Here's another example of price gouging by the US pharmaceutical business.
It's time for me to get a colonoscopy. I'm all for screening for colon cancer. The major reduction in deaths since the mid 1990s in the USA due to colon cancer has been entirely due to better screening – colonoscopy. The treatments work only if the disease hasn't spread outside of the colon. Once the disease metastasizes, patients rarely survive longer than 3 or 4 years. The earlier stages of colon cancer often go undetected without colonoscopy. The trouble is, in the USA, only about 50% of the eligible population actually gets scoped out. The other half would rather live in denial.
For those of you who haven't had the pleasure, it's really not so bad. It's the prep you have to do the day before that is no fun. About 20 years ago, an inexpensive over-the-counter product, called Fleet's Phospho-Soda, was used. Two doses really cleaned you out. The only problem was that it delivered a heavy dose of sodium to the taker. In some older people with heart conditions, that much sodium could lead to life threatening problems.
So, gastrointestinal (GI) docs stopped prescribing that, and substituted large quantities of another inexpensive over-the-counter product called MiraLax. It didn't have the whopping amount of sodium, but you had to drink large amounts (2 or 4 liters, if I recall) of concentrated MiraLax. It wasn't really nasty, but drinking that much was difficult. And the GI docs claimed the MiraLax prep did a only so-so job of cleaning you out.
Bring on Big Pharma American style marketing. For my next colonoscopy, I was prescribed a new product called Suprep. I was told it works as well as the old Fleet's Phospho-soda without the high sodium risk, and without the feeling of being up-to-your-eyeballs with MiraLax.

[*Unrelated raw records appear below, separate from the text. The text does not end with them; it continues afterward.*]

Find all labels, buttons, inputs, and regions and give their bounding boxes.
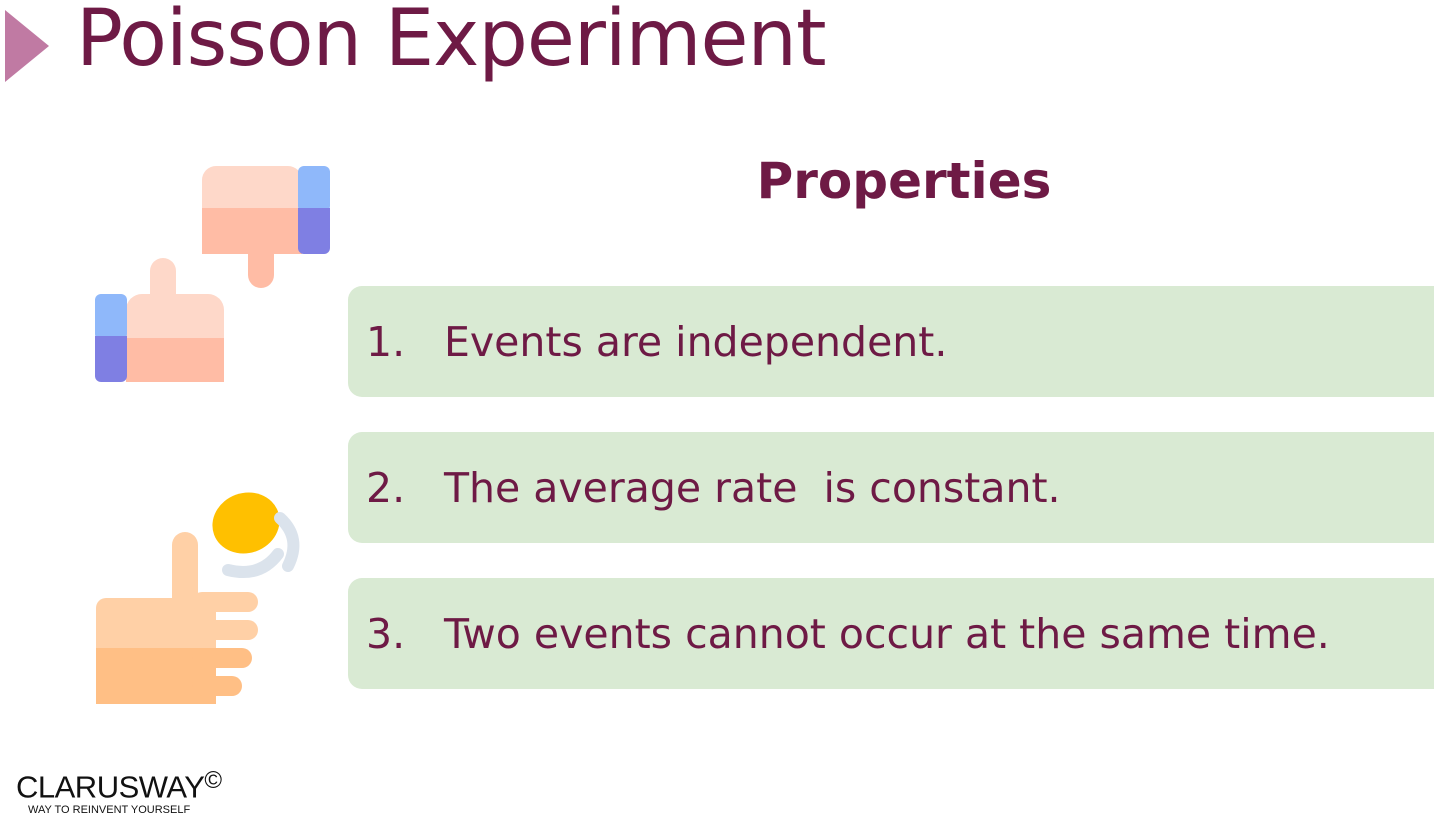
property-item-1: 1. Events are independent. (348, 286, 1434, 397)
coin-flip-icon (96, 492, 300, 704)
property-text: Two events cannot occur at the same time… (444, 609, 1330, 658)
property-number: 3. (366, 609, 406, 658)
brand-logo: CLARUSWAY© WAY TO REINVENT YOURSELF (16, 765, 222, 816)
property-text: The average rate is constant. (444, 463, 1061, 512)
thumbs-up-down-icon (95, 166, 330, 382)
property-item-2: 2. The average rate is constant. (348, 432, 1434, 543)
property-item-3: 3. Two events cannot occur at the same t… (348, 578, 1434, 689)
page-title: Poisson Experiment (76, 0, 827, 84)
logo-tagline: WAY TO REINVENT YOURSELF (28, 804, 191, 817)
title-marker-icon (5, 10, 49, 82)
logo-name: CLARUSWAY (16, 769, 205, 805)
section-heading: Properties (756, 152, 1052, 210)
property-text: Events are independent. (444, 317, 948, 366)
logo-copyright: © (204, 767, 222, 794)
property-number: 1. (366, 317, 406, 366)
property-number: 2. (366, 463, 406, 512)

The first problem – it's by prescription only. Then I found out today its expensive – $105 for two doses!! I looked up what's in it: sodium sulfate, potassium sulfate, and magnesium sulfate. These are all dirt cheap inorganic salt compounds. The only real difference is that there less sodium overall, and a more physiologically correct balance of sodium and potassium. I doubt if any Research and/or Development was involved with this product.
So the marketing practices of Big Pharma took inexpensive over-the-counter products, and substituted an over-priced prescription-only product. Some might call that smart. I call it arrogant & greedy.